O ministro aposentado do Supremo Tribunal Federal (STF), Marco Aurélio Mello (foto), defendeu o economista Marcos Cintra, que teve suas contas no Twitter suspensas por ordem do Tribunal Superior Eleitoral (TSE), após apontar questionamentos sobre a urna eletrônica. Mello, que esteve na Suprema Corte até o ano passado, disse que Cintra não cometeu crime algum.

“Ele apenas teorizou uma preocupação e disse que se impunha a tomada de providências pela Justiça Eleitoral para verificar o fato”, disse o ex-ministro à CNN “fato que teria sido levantado no próprio Tribunal Superior Eleitoral.”

Para ele, com suas dúvidas Cintra não tentou desmerecer em si o sistema de urnas eletrônicas – e a Constituição garante a liberdade de expressão e manifestação e proíbe qualquer censura.

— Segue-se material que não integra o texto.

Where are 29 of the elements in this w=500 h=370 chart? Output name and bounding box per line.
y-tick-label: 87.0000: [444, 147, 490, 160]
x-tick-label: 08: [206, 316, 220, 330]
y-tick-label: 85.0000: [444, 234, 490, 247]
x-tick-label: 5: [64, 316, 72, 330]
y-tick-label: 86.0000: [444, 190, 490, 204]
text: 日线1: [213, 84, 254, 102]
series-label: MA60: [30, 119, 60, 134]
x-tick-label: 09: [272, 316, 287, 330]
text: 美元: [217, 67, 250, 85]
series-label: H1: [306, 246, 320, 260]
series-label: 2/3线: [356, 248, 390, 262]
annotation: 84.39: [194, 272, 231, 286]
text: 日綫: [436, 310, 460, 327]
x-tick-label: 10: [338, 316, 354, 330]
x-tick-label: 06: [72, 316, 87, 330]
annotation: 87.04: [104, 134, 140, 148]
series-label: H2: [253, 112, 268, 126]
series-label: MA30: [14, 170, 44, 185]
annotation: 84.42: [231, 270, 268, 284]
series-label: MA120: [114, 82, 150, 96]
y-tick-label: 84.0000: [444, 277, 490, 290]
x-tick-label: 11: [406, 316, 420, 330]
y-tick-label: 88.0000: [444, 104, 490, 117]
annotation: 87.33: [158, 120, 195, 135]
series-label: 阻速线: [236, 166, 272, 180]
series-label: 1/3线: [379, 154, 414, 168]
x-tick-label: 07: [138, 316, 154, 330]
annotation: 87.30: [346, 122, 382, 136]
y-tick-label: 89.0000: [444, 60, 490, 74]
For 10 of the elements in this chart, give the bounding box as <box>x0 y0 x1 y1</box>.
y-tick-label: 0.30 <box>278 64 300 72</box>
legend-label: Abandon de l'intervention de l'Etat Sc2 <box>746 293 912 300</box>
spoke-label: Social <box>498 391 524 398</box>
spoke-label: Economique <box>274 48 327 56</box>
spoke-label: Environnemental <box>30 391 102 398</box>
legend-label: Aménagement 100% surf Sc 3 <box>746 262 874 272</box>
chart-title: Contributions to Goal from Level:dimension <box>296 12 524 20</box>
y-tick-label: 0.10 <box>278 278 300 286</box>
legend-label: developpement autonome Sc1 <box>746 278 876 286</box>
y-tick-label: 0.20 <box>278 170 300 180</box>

“Eu imagino que o ministro Alexandre de Moraes leu o que falou em si o cidadão Marcos Cintra – e os atos determinados extravasam o campo da normalidade e mesmo do bom senso. Queremos que se retroaja a uma época já sepultada?”, questionou Mello.

Até o próprio ex-ministro considerou suspeitos os dados apresentados por Marcos Cintra. “É difícil conceber seção com dezenas de eleitores e se ter voto apenas para determinado candidato”, disse o ministro. “Me preocupa mais a questão de agrupamentos indígenas e quilombolas. Se se confirmar o que ele veiculou, se tem aí verdadeiros currais eleitorais e evidentemente não há campo para isso.”